Others, such as classmate Natasha Neufeld, previously took an electrician elective in high school and also worked in the field for a company in Prince Albert.

“That’s what actually got me going into it,” she said. “I really liked it, enjoyed it and it’s good money.”

The program at North West has bolstered her knowledge of the trade and allowed her to build upon her former skills.
“It’s more in detail, and I got more class time taking the program than I did hands-on,” she said. “After doing it hands-on, and now doing the book work, it just clicked.”

And while both women may have entered the program with different skill sets, they had similar motivations: to create a better life for themselves and their families.

“I think coming back to school has a lot to do with raising teenagers,” said McWatters, a mother of three. “I don’t think you can ever get enough schooling.”

Neufeld also decided to go back to school after she had a son.
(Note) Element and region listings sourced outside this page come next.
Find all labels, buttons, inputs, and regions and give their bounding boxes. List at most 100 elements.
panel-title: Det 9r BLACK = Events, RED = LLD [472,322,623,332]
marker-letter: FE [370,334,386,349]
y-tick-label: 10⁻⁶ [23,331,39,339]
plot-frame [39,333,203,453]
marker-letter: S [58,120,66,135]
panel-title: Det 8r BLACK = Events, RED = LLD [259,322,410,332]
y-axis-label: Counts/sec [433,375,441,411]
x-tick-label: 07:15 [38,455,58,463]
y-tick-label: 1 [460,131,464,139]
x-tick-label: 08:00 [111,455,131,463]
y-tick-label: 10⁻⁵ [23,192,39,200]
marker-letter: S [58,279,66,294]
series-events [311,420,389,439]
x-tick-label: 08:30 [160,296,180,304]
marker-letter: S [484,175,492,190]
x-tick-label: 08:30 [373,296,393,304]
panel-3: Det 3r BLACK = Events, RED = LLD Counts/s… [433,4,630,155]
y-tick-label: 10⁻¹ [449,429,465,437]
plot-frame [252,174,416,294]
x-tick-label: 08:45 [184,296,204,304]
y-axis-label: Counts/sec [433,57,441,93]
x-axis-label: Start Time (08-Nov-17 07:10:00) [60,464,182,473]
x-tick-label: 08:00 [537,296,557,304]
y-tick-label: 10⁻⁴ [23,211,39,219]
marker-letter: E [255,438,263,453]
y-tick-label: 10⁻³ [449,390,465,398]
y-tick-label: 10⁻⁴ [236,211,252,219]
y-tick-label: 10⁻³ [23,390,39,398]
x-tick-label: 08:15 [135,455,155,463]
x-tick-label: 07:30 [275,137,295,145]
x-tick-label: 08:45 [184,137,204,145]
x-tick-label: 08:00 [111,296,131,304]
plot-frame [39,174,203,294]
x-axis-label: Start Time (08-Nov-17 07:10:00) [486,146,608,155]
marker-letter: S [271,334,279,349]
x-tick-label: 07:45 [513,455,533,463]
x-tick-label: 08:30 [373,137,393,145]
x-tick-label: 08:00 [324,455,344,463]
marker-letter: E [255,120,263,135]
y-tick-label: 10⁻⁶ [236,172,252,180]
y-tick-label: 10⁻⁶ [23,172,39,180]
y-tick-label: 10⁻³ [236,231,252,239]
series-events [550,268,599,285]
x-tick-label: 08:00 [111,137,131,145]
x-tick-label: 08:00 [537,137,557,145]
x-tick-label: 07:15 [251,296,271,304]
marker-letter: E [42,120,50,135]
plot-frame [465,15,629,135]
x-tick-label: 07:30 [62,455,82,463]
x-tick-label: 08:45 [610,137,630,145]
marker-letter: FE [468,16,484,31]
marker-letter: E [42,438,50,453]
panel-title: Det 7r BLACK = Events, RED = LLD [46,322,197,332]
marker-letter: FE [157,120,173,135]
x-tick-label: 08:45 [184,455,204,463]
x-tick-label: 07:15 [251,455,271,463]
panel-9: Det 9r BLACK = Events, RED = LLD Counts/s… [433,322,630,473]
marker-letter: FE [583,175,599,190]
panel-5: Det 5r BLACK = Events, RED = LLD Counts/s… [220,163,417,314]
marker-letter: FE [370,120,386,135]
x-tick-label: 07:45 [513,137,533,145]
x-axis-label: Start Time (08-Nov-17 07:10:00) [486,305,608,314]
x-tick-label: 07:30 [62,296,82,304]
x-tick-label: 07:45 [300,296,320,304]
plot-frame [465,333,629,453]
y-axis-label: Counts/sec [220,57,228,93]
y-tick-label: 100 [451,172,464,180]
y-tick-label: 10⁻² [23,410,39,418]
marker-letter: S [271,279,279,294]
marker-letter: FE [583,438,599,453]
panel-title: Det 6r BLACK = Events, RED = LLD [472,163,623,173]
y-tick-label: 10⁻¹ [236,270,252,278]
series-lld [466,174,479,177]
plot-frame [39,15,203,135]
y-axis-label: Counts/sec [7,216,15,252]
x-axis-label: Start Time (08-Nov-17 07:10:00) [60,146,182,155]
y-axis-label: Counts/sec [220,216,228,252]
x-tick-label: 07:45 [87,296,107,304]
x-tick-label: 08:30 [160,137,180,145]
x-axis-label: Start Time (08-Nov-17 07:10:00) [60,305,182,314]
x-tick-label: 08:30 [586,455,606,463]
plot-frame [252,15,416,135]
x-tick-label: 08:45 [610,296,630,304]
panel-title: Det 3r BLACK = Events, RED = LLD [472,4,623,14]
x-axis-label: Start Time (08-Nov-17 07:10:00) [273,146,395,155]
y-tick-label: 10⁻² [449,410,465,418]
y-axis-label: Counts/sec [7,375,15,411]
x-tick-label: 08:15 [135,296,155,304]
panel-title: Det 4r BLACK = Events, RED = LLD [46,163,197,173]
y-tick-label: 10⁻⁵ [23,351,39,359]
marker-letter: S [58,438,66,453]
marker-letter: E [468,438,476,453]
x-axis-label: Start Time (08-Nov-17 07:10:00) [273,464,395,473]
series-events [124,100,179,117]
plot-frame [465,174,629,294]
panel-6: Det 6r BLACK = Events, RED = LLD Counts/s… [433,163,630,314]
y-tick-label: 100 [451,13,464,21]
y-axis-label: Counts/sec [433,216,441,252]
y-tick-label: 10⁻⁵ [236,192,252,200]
And that’s part of the reason she wants to work in Prince Albert rather than move away.

“Working locally, it’s a big enough area that you can go out of town but still be home every night with your kids,” she said.

So how do the women find pursuing a trade where women are the minority?

Some, such as welding student Kelli Gervais, got a gentle ribbing from her brothers, who are also welders.

“They would bug me and say stuff like ‘Really? You’re going to go into that?’”

But it would appear Neufeld has found a good strategy to deal with skeptics.

“There’re so many stereotypes about women doing a man’s job … but you’ve just got to give it right back and they’ll leave you alone,” she said.

McWatters said she would “absolutely” recommend women to enter the trades, if only because of the sheer opportunities they present.

And she believes women shouldn’t be discouraged by thinking they can’t do as good a job as men.

In fact, the trade has presented her opportunities to show that not only can women do the same job, but in some cases, they can do it even better.

“When they see a woman come in, I’ve got to show them up a little bit,” she chuckled.